Cultural Evolution Works in Not-So-Mysterious Yet Often Misunderstood Ways
Étienne Fortier-Dubois is a writer and programmer based in Montreal. This essay was originally posted on his blog, Hopeful Monsters.
New-ish substacker Linch Zhang at The Linchpin has a fun post that ranks the “ways of knowing,” which he summarizes in this tier list:

The first thing I noticed is that it’s strange to rank things like “reading,” “science,” and “non-expert intuitions” in the same list, but having thought about it, it kinda makes sense. We might consider the elements in this chart as answers to the question, “If I want to know something, what techniques can I use?”, conflated with answers for “How does human civilization produce new knowledge?” This conflation makes things a little confusing, but the list is interesting nonetheless.
The second thing I noticed, because this is a topic I know well, is that cultural evolution is ranked very low, on par with folk wisdom and divine revelation.
Broadly speaking, cultural evolution is the application of evolutionary concepts from biology, like mutation and natural selection, to cultural traits. These traits cover any type of information that is socially transmitted: ideas, customs, styles, technologies, non-innate behaviors, etc. “Evolution” means the way this information changes over time, driven by mechanisms like innovation (analogous to mutation) and cultural selection (analogous to natural selection, i.e., how we choose to keep certain cultural traits and not others, and accumulate them).

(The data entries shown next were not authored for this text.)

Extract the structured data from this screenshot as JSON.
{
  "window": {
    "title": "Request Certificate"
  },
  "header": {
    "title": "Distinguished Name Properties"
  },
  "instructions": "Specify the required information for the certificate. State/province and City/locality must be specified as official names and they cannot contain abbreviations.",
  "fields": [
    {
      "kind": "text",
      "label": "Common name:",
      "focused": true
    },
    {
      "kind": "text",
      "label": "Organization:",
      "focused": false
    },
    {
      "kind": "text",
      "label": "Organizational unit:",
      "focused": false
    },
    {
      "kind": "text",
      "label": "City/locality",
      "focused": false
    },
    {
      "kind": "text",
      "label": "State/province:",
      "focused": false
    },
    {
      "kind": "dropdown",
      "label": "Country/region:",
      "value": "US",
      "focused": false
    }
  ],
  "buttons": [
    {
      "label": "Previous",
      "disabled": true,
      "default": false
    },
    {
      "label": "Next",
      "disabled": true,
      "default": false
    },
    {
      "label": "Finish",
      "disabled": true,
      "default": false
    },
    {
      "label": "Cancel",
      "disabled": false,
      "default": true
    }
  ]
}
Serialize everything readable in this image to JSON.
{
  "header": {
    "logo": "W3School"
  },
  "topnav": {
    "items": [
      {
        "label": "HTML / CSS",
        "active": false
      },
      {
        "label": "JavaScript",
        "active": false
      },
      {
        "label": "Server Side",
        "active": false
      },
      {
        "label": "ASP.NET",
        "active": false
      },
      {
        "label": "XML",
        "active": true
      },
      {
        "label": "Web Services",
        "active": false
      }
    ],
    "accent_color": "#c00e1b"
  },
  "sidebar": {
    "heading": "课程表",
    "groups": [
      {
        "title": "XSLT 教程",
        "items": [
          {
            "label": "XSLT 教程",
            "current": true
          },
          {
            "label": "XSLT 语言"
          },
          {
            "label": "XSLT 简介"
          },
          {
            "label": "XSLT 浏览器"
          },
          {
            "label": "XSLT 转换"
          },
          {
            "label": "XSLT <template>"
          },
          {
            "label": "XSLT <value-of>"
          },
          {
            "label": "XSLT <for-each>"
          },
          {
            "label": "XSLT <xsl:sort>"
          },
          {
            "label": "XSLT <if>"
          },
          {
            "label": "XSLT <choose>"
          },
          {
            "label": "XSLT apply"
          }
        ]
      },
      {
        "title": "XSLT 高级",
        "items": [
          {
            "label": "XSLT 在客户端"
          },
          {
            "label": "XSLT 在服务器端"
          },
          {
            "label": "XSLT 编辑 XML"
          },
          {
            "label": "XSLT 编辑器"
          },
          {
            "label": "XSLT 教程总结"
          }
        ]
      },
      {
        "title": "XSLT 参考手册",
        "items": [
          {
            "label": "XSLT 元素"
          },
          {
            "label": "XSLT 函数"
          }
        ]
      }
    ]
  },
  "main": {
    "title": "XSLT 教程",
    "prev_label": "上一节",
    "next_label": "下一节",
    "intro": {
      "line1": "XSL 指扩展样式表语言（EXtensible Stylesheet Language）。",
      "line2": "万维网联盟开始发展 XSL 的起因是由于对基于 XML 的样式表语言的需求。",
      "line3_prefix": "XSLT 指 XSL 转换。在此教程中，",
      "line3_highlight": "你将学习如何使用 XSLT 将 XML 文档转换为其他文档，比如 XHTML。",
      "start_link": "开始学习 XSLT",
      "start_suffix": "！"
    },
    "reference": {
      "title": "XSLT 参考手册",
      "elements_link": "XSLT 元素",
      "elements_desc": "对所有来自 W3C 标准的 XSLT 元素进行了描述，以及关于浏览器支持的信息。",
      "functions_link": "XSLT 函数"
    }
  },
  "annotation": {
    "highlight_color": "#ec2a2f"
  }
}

Cultural evolution can be said to produce new knowledge, but Linch finds it unimpressive. In his list, “literacy is ranked highly . . . because it delivers extraordinary returns on humanity’s investment compared to, say, cultural evolution’s millennia of trial and error through humanity’s history and pre-history.” He adds that “cultural evolution (F tier) is vastly overrated.”
I’m really curious about who, exactly, is doing all this overrating, since I hold the opinion that cultural evolution is vastly underrated. In fact, it’s often not rated at all: most people aren’t even aware of it. It’s surprising to see it on the chart, to be honest. But once we assume the writer knows what cultural evolution is, it’s even more surprising to see it ranked in the “Fail” tier.
Here’s how Linch justifies it:
Let’s be specific about cultural evolution, since Henrich’s The Secret of Our Success has made it trendy. It’s genuinely fascinating that Fijians learned to process manioc to remove cyanide without understanding chemistry. It’s clever that some societies use divination to randomize hunting locations. But compare manioc processing to penicillin discovery, randomized hunting to GPS satellites, traditional boat-building to the Apollo program.
Cultural evolution is real and occasionally produces useful knowledge. But it’s slow, unreliable, and limited to problems your ancestors faced repeatedly over generations. When COVID hit, folk wisdom offered better funeral rites; science delivered mRNA vaccines in under a year.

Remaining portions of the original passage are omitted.